The idea of Amazon.com, Inc. handing out free Kindles may seem farfetched. Even though eReader sales have skyrocketed over the last year (6.6 million eReader devices were sold in 2010), Amazon.com has dropped the price of Kindles from $399 to $140 over the last three years to remain competitive and to increase its market share. Competitors, like Apple’s iPad, Barnes & Noble’s Nook, and Google Books for the Android, are fighting for Kindle’s market share. Is the next step to give away free Kindles?
A few business insiders speculate that increasing consumer loyalty to spur repeat purchases of ebooks may be worth giving Kindles away for free.
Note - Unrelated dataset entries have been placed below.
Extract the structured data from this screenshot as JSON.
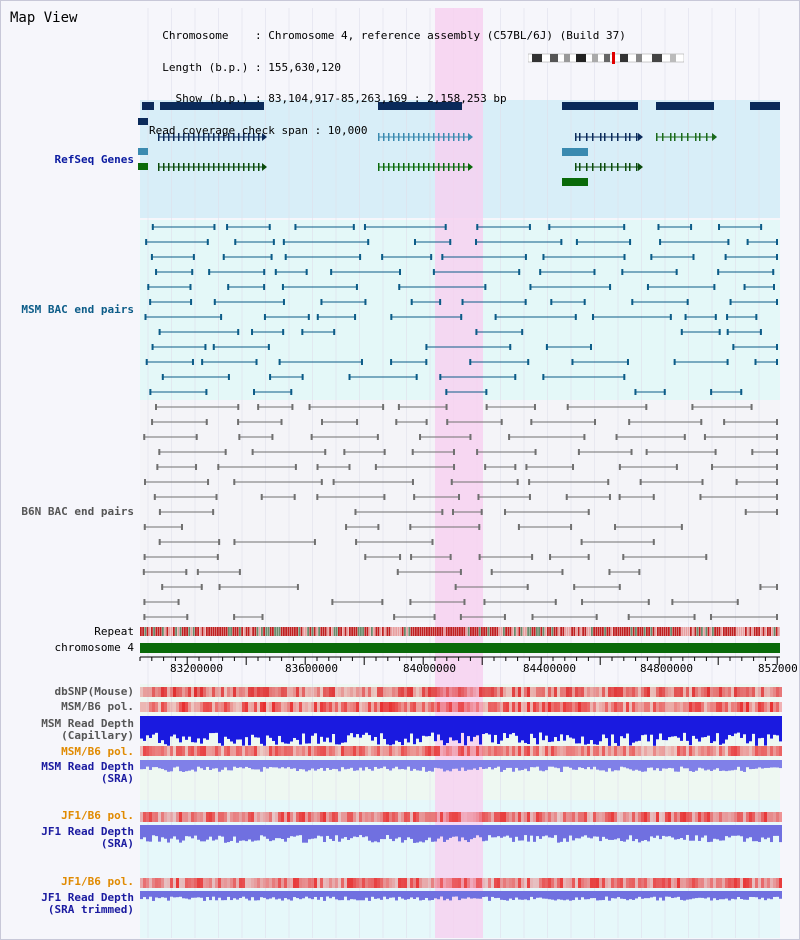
{
  "title": "Map View",
  "info_lines": [
    "  Chromosome    : Chromosome 4, reference assembly (C57BL/6J) (Build 37)",
    "  Length (b.p.) : 155,630,120",
    "    Show (b.p.) : 83,104,917-85,263,169 : 2,158,253 bp",
    "Read coverage check span : 10,000"
  ],
  "tracks": {
    "refseq": "RefSeq Genes",
    "msm_bac": "MSM BAC end pairs",
    "b6n_bac": "B6N BAC end pairs",
    "repeat": "Repeat",
    "chromosome": "chromosome 4",
    "dbsnp": "dbSNP(Mouse)",
    "msm_b6_pol": "MSM/B6 pol.",
    "msm_depth_cap_1": "MSM Read Depth",
    "msm_depth_cap_2": "(Capillary)",
    "msm_b6_pol_2": "MSM/B6 pol.",
    "msm_depth_sra_1": "MSM Read Depth",
    "msm_depth_sra_2": "(SRA)",
    "jf1_b6_pol": "JF1/B6 pol.",
    "jf1_depth_sra_1": "JF1 Read Depth",
    "jf1_depth_sra_2": "(SRA)",
    "jf1_b6_pol_2": "JF1/B6 pol.",
    "jf1_depth_trim_1": "JF1 Read Depth",
    "jf1_depth_trim_2": "(SRA trimmed)"
  },
  "axis_ticks": [
    "83200000",
    "83600000",
    "84000000",
    "84400000",
    "84800000",
    "852000"
  ],
  "colors": {
    "refseq_bg": "#d8eef8",
    "msm_bg": "#e4f8f8",
    "highlight": "#f8d0f0",
    "gene_dark": "#0a2a5a",
    "chromosome_bar": "#0a6a0a",
    "depth_blue": "#1a1ae0"
  }
}
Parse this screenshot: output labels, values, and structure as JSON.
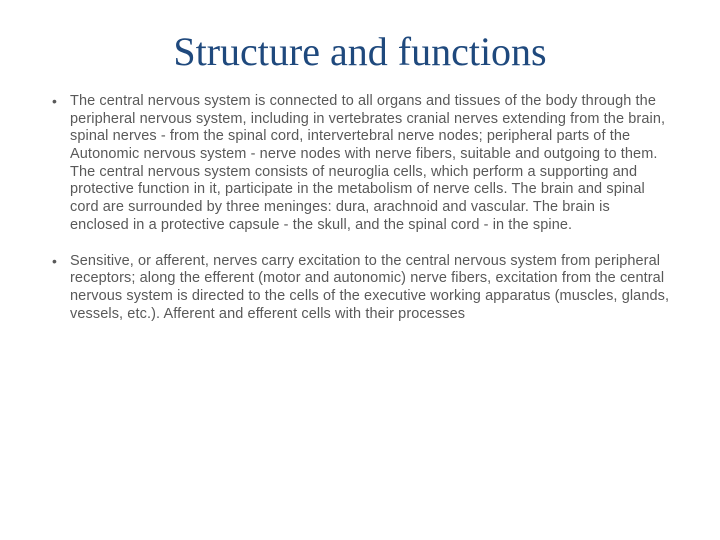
{
  "slide": {
    "title": "Structure and functions",
    "bullets": [
      "The central nervous system is connected to all organs and tissues of the body through the peripheral nervous system, including in vertebrates cranial nerves extending from the brain, spinal nerves - from the spinal cord, intervertebral nerve nodes; peripheral parts of the Autonomic nervous system - nerve nodes with nerve fibers, suitable and outgoing to them. The central nervous system consists of neuroglia cells, which perform a supporting and protective function in it, participate in the metabolism of nerve cells. The brain and spinal cord are surrounded by three meninges: dura, arachnoid and vascular. The brain is enclosed in a protective capsule - the skull, and the spinal cord - in the spine.",
      "Sensitive, or afferent, nerves carry excitation to the central nervous system from peripheral receptors; along the efferent (motor and autonomic) nerve fibers, excitation from the central nervous system is directed to the cells of the executive working apparatus (muscles, glands, vessels, etc.). Afferent and efferent cells with their processes"
    ],
    "colors": {
      "title": "#1f497d",
      "body_text": "#595959",
      "background": "#ffffff"
    },
    "fonts": {
      "title_family": "Georgia",
      "body_family": "Century Gothic",
      "title_size_pt": 40,
      "body_size_pt": 14.5
    }
  }
}
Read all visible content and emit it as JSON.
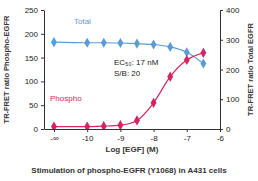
{
  "chart_data": {
    "type": "line",
    "title": "Stimulation of phospho-EGFR (Y1068) in A431 cells",
    "x_label": "Log [EGF] (M)",
    "y_label": "TR-FRET ratio Phospho-EGFR",
    "y2_label": "TR-FRET ratio Total EGFR",
    "annotations": [
      "Total",
      "Phospho",
      "EC₅₀: 17 nM",
      "S/B: 20"
    ],
    "x": [
      -11,
      -10,
      -9.5,
      -9,
      -8.5,
      -8,
      -7.5,
      -7,
      -6.5
    ],
    "xlim": [
      -11.3,
      -6
    ],
    "xticks": [
      {
        "value": -11,
        "label": "-∞"
      },
      -10,
      -9,
      -8,
      -7,
      -6
    ],
    "ylim": [
      0,
      250
    ],
    "yticks": [
      0,
      50,
      100,
      150,
      200,
      250
    ],
    "y2lim": [
      0,
      400
    ],
    "y2ticks": [
      0,
      100,
      200,
      300,
      400
    ],
    "series": [
      {
        "name": "Total",
        "color": "#5b9bd5",
        "axis": "y2",
        "marker": "diamond",
        "line_style": "solid",
        "values": [
          292,
          290,
          290,
          289,
          287,
          284,
          276,
          258,
          220
        ]
      },
      {
        "name": "Phospho",
        "color": "#d6245e",
        "marker": "diamond",
        "line_style": "solid",
        "values": [
          5,
          5,
          6,
          8,
          18,
          55,
          110,
          145,
          160
        ]
      }
    ]
  }
}
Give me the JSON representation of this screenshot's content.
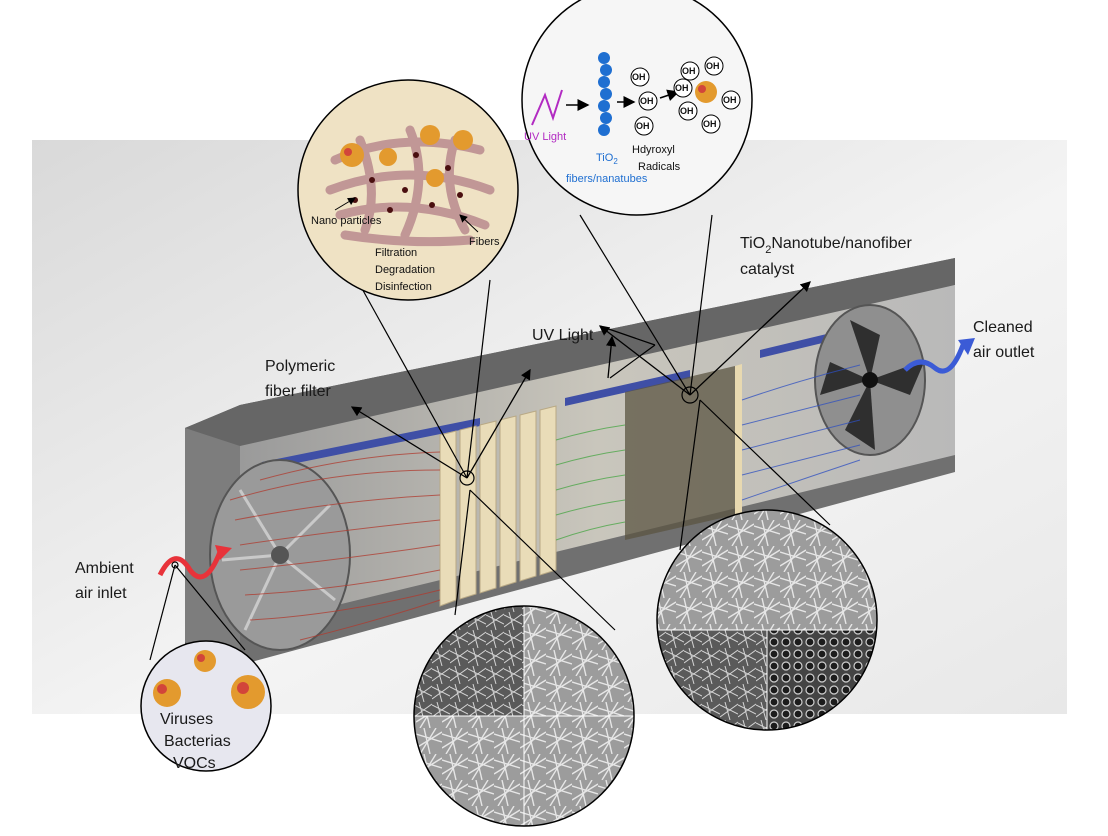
{
  "labels": {
    "polymeric": [
      "Polymeric",
      "fiber filter"
    ],
    "uv_light": "UV Light",
    "catalyst_line1_pre": "TiO",
    "catalyst_line1_sub": "2",
    "catalyst_line1_post": "Nanotube/nanofiber",
    "catalyst_line2": "catalyst",
    "cleaned": [
      "Cleaned",
      "air outlet"
    ],
    "ambient": [
      "Ambient",
      "air inlet"
    ]
  },
  "filter_inset": {
    "nano_particles": "Nano particles",
    "fibers": "Fibers",
    "processes": [
      "Filtration",
      "Degradation",
      "Disinfection"
    ]
  },
  "photocatalysis_inset": {
    "uv": "UV Light",
    "tio2_pre": "TiO",
    "tio2_sub": "2",
    "tio2_line2": "fibers/nanatubes",
    "radicals": [
      "Hdyroxyl",
      "Radicals"
    ],
    "oh": "OH"
  },
  "pollutants_inset": [
    "Viruses",
    "Bacterias",
    "VOCs"
  ],
  "colors": {
    "uv_violet": "#b22bc2",
    "tio2_blue": "#1f6fd1",
    "inlet_red": "#e8333a",
    "outlet_blue": "#3b5bd6",
    "filter_beige": "#efe2c4",
    "fiber_mauve": "#b98a8f",
    "virus_orange": "#e39a2e",
    "housing_gray": "#6f6f6f"
  }
}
Analysts predict that Amazon will still have a dominant portion of the eBook market share in 2011 (about 68% market share), but Apple’s iPad is becoming a growing threat to Amazon’s Kindle. Apple’s iPad has grown from a 16% eBook market share in August 2010 to a 32% market share as of November 2010. Additionally, earlier this year, Barnes & Noble claimed it now controls 25% of the U.S. e-book market, thanks to its Nook color eReader device.
Amazon.com has recently finalized negotiations to put their WiFi Kindles in electronic stores around the country. AT&T is one of the first companies that has jumped at this opportunity and will offer the Kindle WiFi beginning on March 6. These newest partnerships will help sell more Kindles for another financial quarter or two, but we can only speculate what will happen in later quarters.
Many ebooks are priced nearly identically between Amazon’s Kindle and Barnes & Noble’s Nook, which means price points on e-books do not necessarily influence a consumer’s decision to buy a Kindle over a Nook. The decision to buy a Kindle is largely influenced by Amazon’s stellar reputation of offering the best customer service experience. Kindle users can download an entire eBook in seconds; they can tap into thousands of books in one place; and they have access to an online registry to save books in case of loss or theft. Additionally, Amazon.com has made reviewing, browsing and buying ebooks a viral online and offline social activity among Kindle users.
The idea of Amazon giving away Kindles for free could be justified by the fact that new loyal Kindle owners would make repeat purchases of ebooks and digital content exclusively through Amazon.com for an indefinite amount of time. But who really knows for certain?
Will Kindles be free by the next holiday season? The reality, right now, is most likely not. It is not that hard to imagine that the price of Kindles may break $100, if not closer to $50, within a year.